Now, about a week later I've resolved all issues I initially set out in the first post. In doing so I've figured out that the issues were not so much bugs but more "unexpected" although mostly implied in the documentation. A documented and working implementation can be found here. I've summarized the things I ran into below;

The URL for the repository is relative to the docker daemon, not the environment where you're working with the client - It took me a while to realize this but obviously it makes sense. I think this wouldn't be much of an issue if you're not trying to do an air-gapped deployment where all you have is just the machine with the docker daemon running.

Registry security - Although not recommended it is perfectly fine to run a unsecured registry, the weird thing here was that even for unsecured a username/password combination has to be provided to docker login. I think a --no-credentials flag would be appropriate here and signal intent to login to a unsecured registry more than just providing bogus credentials. I never got the silly mechanism to work which would've been my first goto for a quick and simple registry. Also for, "just an experiment" I couldn't be bothered generating some certificates and configuring htpasswd as a mechanism.

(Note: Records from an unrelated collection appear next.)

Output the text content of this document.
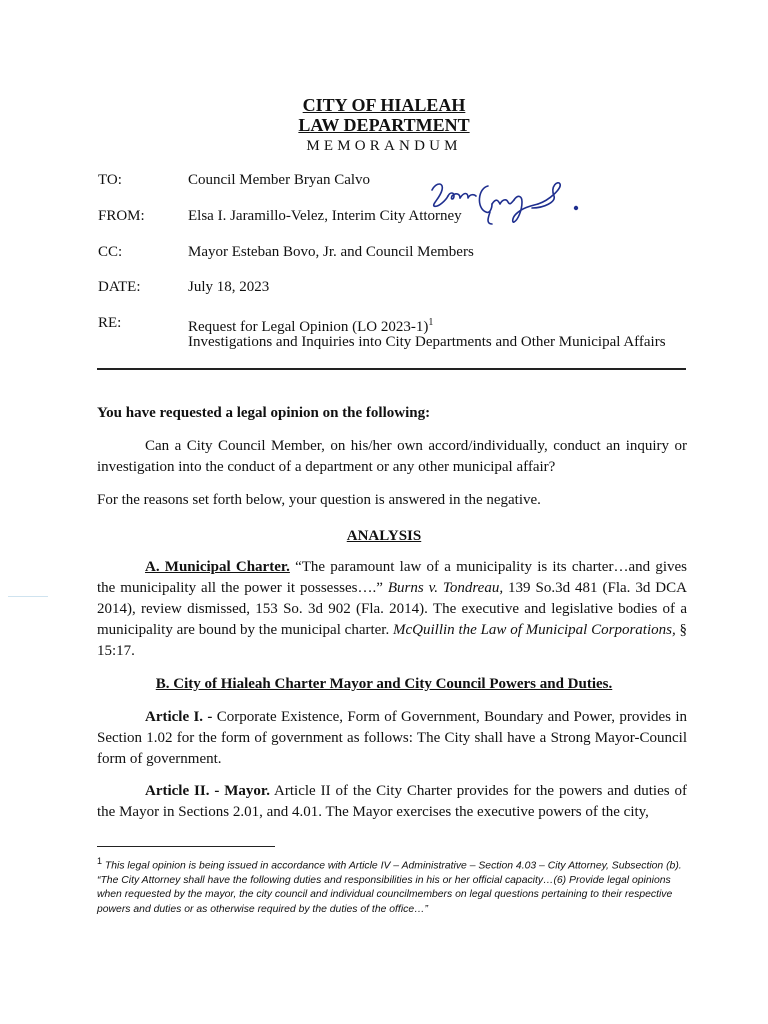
CITY OF HIALEAH
LAW DEPARTMENT
MEMORANDUM
TO:	Council Member Bryan Calvo
FROM:	Elsa I. Jaramillo-Velez, Interim City Attorney
CC:	Mayor Esteban Bovo, Jr. and Council Members
DATE:	July 18, 2023
RE:	Request for Legal Opinion (LO 2023-1)$^1$
Investigations and Inquiries into City Departments and Other Municipal Affairs
You have requested a legal opinion on the following:
Can a City Council Member, on his/her own accord/individually, conduct an inquiry or investigation into the conduct of a department or any other municipal affair?
For the reasons set forth below, your question is answered in the negative.
ANALYSIS
A. Municipal Charter. “The paramount law of a municipality is its charter…and gives the municipality all the power it possesses….” Burns v. Tondreau, 139 So.3d 481 (Fla. 3d DCA 2014), review dismissed, 153 So. 3d 902 (Fla. 2014). The executive and legislative bodies of a municipality are bound by the municipal charter. McQuillin the Law of Municipal Corporations, § 15:17.
B. City of Hialeah Charter Mayor and City Council Powers and Duties.
Article I. - Corporate Existence, Form of Government, Boundary and Power, provides in Section 1.02 for the form of government as follows: The City shall have a Strong Mayor-Council form of government.
Article II. - Mayor. Article II of the City Charter provides for the powers and duties of the Mayor in Sections 2.01, and 4.01. The Mayor exercises the executive powers of the city,
$^1$ This legal opinion is being issued in accordance with Article IV – Administrative – Section 4.03 – City Attorney, Subsection (b). “The City Attorney shall have the following duties and responsibilities in his or her official capacity…(6) Provide legal opinions when requested by the mayor, the city council and individual councilmembers on legal questions pertaining to their respective powers and duties or as otherwise required by the duties of the office…”
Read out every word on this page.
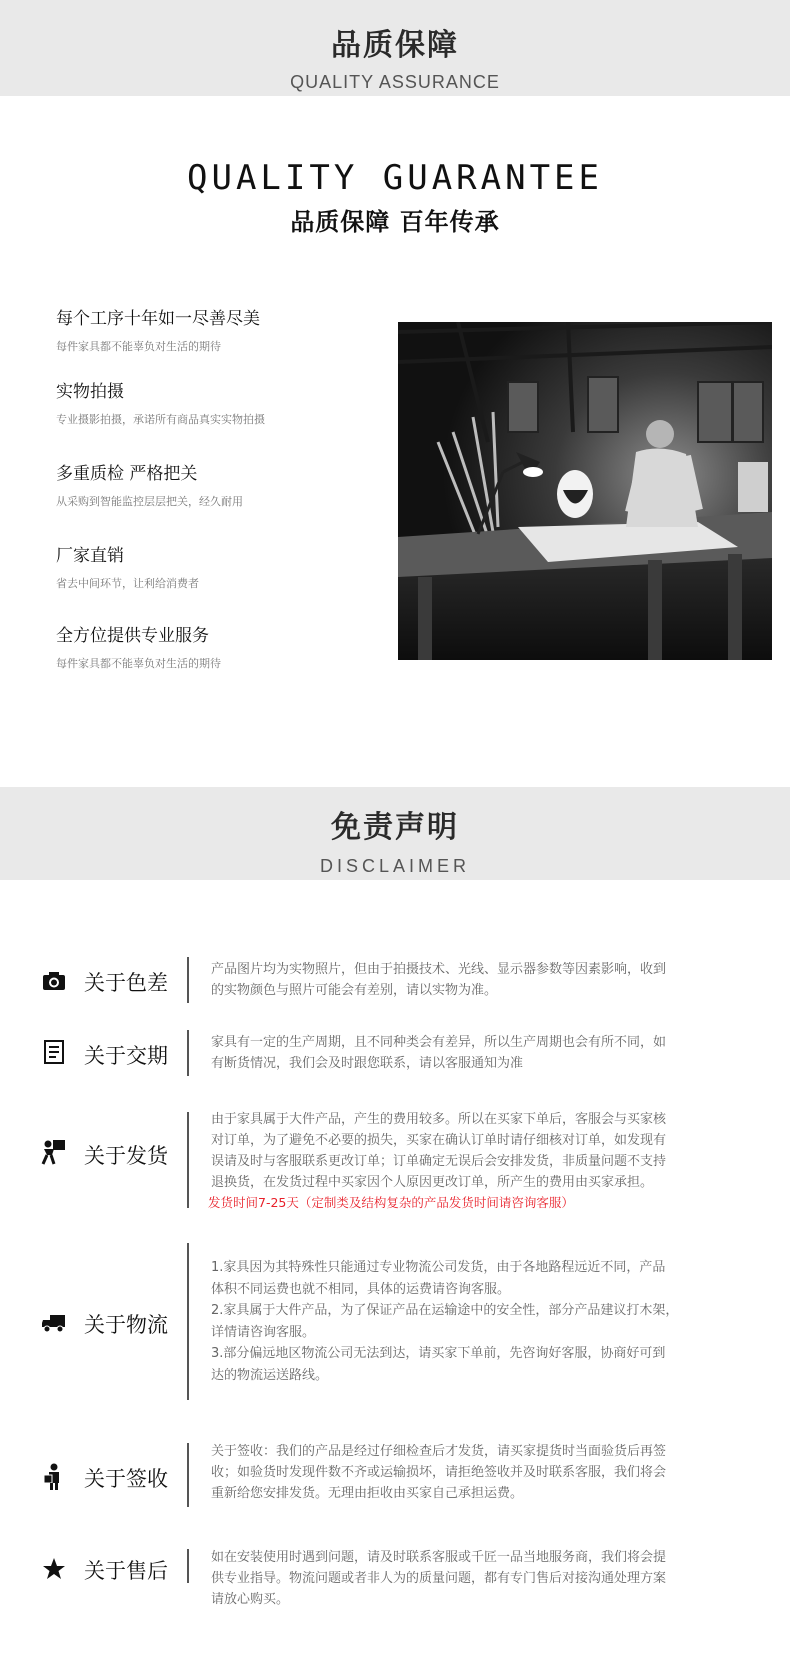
品质保障
QUALITY ASSURANCE
QUALITY GUARANTEE
品质保障 百年传承
每个工序十年如一尽善尽美
每件家具都不能辜负对生活的期待
实物拍摄
专业摄影拍摄，承诺所有商品真实实物拍摄
多重质检 严格把关
从采购到智能监控层层把关，经久耐用
厂家直销
省去中间环节，让利给消费者
全方位提供专业服务
每件家具都不能辜负对生活的期待
免责声明
DISCLAIMER
关于色差
产品图片均为实物照片，但由于拍摄技术、光线、显示器参数等因素影响，收到
的实物颜色与照片可能会有差别，请以实物为准。
关于交期
家具有一定的生产周期，且不同种类会有差异，所以生产周期也会有所不同，如
有断货情况，我们会及时跟您联系，请以客服通知为准
关于发货
由于家具属于大件产品，产生的费用较多。所以在买家下单后，客服会与买家核
对订单，为了避免不必要的损失，买家在确认订单时请仔细核对订单，如发现有
误请及时与客服联系更改订单；订单确定无误后会安排发货，非质量问题不支持
退换货，在发货过程中买家因个人原因更改订单，所产生的费用由买家承担。
发货时间7-25天（定制类及结构复杂的产品发货时间请咨询客服）
关于物流
1.家具因为其特殊性只能通过专业物流公司发货，由于各地路程远近不同，产品
体积不同运费也就不相同，具体的运费请咨询客服。
2.家具属于大件产品，为了保证产品在运输途中的安全性，部分产品建议打木架，
详情请咨询客服。
3.部分偏远地区物流公司无法到达，请买家下单前，先咨询好客服，协商好可到
达的物流运送路线。
关于签收
关于签收：我们的产品是经过仔细检查后才发货，请买家提货时当面验货后再签
收；如验货时发现件数不齐或运输损坏，请拒绝签收并及时联系客服，我们将会
重新给您安排发货。无理由拒收由买家自己承担运费。
关于售后
如在安装使用时遇到问题，请及时联系客服或千匠一品当地服务商，我们将会提
供专业指导。物流问题或者非人为的质量问题，都有专门售后对接沟通处理方案
请放心购买。
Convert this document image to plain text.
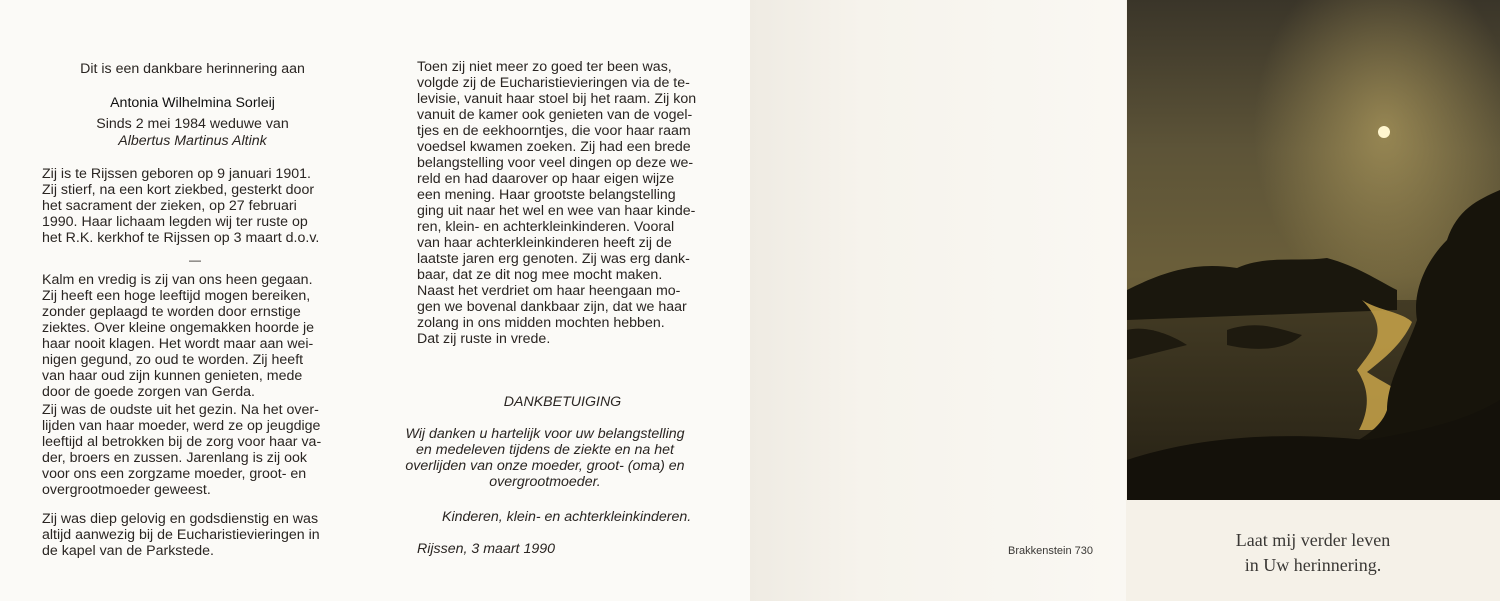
Dit is een dankbare herinnering aan

Antonia Wilhelmina Sorleij

Sinds 2 mei 1984 weduwe van

Albertus Martinus Altink

Zij is te Rijssen geboren op 9 januari 1901.

Zij stierf, na een kort ziekbed, gesterkt door

het sacrament der zieken, op 27 februari

1990. Haar lichaam legden wij ter ruste op

het R.K. kerkhof te Rijssen op 3 maart d.o.v.

—

Kalm en vredig is zij van ons heen gegaan.

Zij heeft een hoge leeftijd mogen bereiken,

zonder geplaagd te worden door ernstige

ziektes. Over kleine ongemakken hoorde je

haar nooit klagen. Het wordt maar aan wei-

nigen gegund, zo oud te worden. Zij heeft

van haar oud zijn kunnen genieten, mede

door de goede zorgen van Gerda.

Zij was de oudste uit het gezin. Na het over-

lijden van haar moeder, werd ze op jeugdige

leeftijd al betrokken bij de zorg voor haar va-

der, broers en zussen. Jarenlang is zij ook

voor ons een zorgzame moeder, groot- en

overgrootmoeder geweest.

Zij was diep gelovig en godsdienstig en was

altijd aanwezig bij de Eucharistievieringen in

de kapel van de Parkstede.

Toen zij niet meer zo goed ter been was,

volgde zij de Eucharistievieringen via de te-

levisie, vanuit haar stoel bij het raam. Zij kon

vanuit de kamer ook genieten van de vogel-

tjes en de eekhoorntjes, die voor haar raam

voedsel kwamen zoeken. Zij had een brede

belangstelling voor veel dingen op deze we-

reld en had daarover op haar eigen wijze

een mening. Haar grootste belangstelling

ging uit naar het wel en wee van haar kinde-

ren, klein- en achterkleinkinderen. Vooral

van haar achterkleinkinderen heeft zij de

laatste jaren erg genoten. Zij was erg dank-

baar, dat ze dit nog mee mocht maken.

Naast het verdriet om haar heengaan mo-

gen we bovenal dankbaar zijn, dat we haar

zolang in ons midden mochten hebben.

Dat zij ruste in vrede.

DANKBETUIGING

Wij danken u hartelijk voor uw belangstelling

en medeleven tijdens de ziekte en na het

overlijden van onze moeder, groot- (oma) en

overgrootmoeder.

Kinderen, klein- en achterkleinkinderen.

Rijssen, 3 maart 1990	Brakkenstein 730

Laat mij verder leven

in Uw herinnering.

A default registry - There is no way around the fact that docker.io is the default registry. Although I understand the lock-in it is just annoying when doing an air-gapped deployment. It is also something I didn't expect initially, my thinking here was "logging in to a registry makes it the first one you'd look for an image" which is not true by any measure. Using docker-compose it was pretty straight forward to work around by introducing a environment variable prefixing the image; "image": "${REGISTRY:-docker.io/}dockprom/alertmanager:0.21.0"

If anything I hope this will help someone else in the future when experimenting with rolling their own registries.